Since warehouses have simple designs, they aren’t made to protect against cold. As a result, working in the winter months can cause damage. With doors opening and closing throughout the day, snow, ice, and cold winds enter. Letting snow inside your warehouse can create a slippery environment, potentially injuring employees or damaging equipment. Fortunately, you can take steps to make your warehouse safer in these four ways.
Educate Your Team
Be sure your employees know how to stay warm while performing work duties. To avoid suffering from frostbite or hypothermia, stress the importance of wearing proper attire. Examples include layered clothing, insulated coats, hats, thick socks, waterproof boots with traction, and heavy, no-slip gloves. Ask your employees to keep additional clothing on hand to change into if they get wet or cold. Remind your staff to properly stretch before working and use correct lifting techniques. Otherwise, their muscles and joints can tighten, leading to strains, pulls, and tears.
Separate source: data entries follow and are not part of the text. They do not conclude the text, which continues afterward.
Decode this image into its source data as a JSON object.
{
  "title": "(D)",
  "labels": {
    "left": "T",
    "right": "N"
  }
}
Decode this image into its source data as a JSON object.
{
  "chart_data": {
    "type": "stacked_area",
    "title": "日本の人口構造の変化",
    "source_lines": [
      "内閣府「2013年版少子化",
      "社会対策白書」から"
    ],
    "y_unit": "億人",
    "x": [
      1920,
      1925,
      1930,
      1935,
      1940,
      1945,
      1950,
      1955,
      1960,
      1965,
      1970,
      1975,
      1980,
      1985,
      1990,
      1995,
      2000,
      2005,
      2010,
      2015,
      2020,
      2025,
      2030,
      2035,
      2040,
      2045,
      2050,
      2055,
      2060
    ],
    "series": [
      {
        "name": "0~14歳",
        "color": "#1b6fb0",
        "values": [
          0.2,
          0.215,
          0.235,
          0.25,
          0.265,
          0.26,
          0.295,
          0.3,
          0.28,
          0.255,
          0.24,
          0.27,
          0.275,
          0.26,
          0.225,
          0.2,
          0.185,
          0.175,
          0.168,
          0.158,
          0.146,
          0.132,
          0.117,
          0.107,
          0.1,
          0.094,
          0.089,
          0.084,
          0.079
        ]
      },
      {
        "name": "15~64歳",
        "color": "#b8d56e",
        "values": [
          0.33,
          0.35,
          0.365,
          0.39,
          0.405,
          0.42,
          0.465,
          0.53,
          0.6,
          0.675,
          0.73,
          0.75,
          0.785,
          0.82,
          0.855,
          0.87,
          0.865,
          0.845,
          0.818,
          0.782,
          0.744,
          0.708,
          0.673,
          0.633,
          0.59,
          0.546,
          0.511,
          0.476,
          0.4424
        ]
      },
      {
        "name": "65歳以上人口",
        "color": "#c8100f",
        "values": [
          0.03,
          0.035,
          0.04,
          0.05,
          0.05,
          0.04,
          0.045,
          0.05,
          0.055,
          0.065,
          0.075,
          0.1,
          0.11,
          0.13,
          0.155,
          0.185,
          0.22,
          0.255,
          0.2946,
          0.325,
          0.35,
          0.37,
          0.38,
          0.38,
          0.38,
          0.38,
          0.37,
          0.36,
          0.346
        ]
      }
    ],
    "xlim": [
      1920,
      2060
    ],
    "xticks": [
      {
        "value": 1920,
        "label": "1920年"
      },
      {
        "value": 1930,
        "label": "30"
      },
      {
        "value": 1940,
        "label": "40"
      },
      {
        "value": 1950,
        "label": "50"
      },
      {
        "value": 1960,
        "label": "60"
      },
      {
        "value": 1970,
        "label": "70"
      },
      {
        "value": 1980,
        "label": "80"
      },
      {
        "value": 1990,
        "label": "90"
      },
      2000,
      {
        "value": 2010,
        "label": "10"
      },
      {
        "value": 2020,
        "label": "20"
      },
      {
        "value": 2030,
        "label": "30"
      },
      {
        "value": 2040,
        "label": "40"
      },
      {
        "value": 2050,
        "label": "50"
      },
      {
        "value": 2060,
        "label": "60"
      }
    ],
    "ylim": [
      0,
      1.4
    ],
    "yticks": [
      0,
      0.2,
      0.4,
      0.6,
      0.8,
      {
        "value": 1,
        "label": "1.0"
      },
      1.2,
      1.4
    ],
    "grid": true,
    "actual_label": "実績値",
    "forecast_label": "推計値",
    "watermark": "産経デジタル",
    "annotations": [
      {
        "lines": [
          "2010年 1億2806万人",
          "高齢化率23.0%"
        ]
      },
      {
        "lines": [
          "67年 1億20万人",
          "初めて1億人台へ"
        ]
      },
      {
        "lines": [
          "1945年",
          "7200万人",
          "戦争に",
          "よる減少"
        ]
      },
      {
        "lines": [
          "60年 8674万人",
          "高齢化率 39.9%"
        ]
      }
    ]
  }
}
Encourage your team members to drink plenty of water to avoid becoming dehydrated.
Prepare Your Equipment
Get your equipment ready to handle the extreme cold. For instance, cover metal handles and bars. Create areas for employees to take breaks and warm up. Purchase forklift cab covers to protect workers from the cold and potential falling items. Purchase industrial heaters to warm areas that need it most.
Make Physical Changes
Determine which physical changes should be made to your warehouse. For instance, observe the overall organization of your facility. Be sure products are protected from freezing temperatures so you can distribute them in proper working order. Otherwise, you may face weather-related damages and an increased risk of injury. Consider installing windows or skylights to increase the natural light and heat generated by the sun. This reduces costs for lighting fixtures and energy creation. Be sure your dock doors and levelers are properly sealed.
Service Your Equipment
Make sure your equipment is in proper working order. For instance, service your HVAC system(s) to ensure efficiency and effectiveness. Be sure the filters are checked and/or replaced. If your warehouse expanded or had changes in configuration, you might want to look into upgrades and/or reassignment of units. Check how well heat is being generated. Fix damaged equipment before extreme weather prevents you from doing so, potentially resulting in lost inventory. Invest in high-volume, low-speed (HVLS) fans that combine warm and cold air to create a more consistent temperature in your warehouse. Circulating warmth to the floor can save hundreds or thousands of dollars each month. Use air curtains or high-speed doors to separate areas not often used to retain heat where it’s most needed. Complete an emission test for your lift truck. Have the engine and fuel supply exhaust adjusted and serviced to minimize carbon dioxide impact.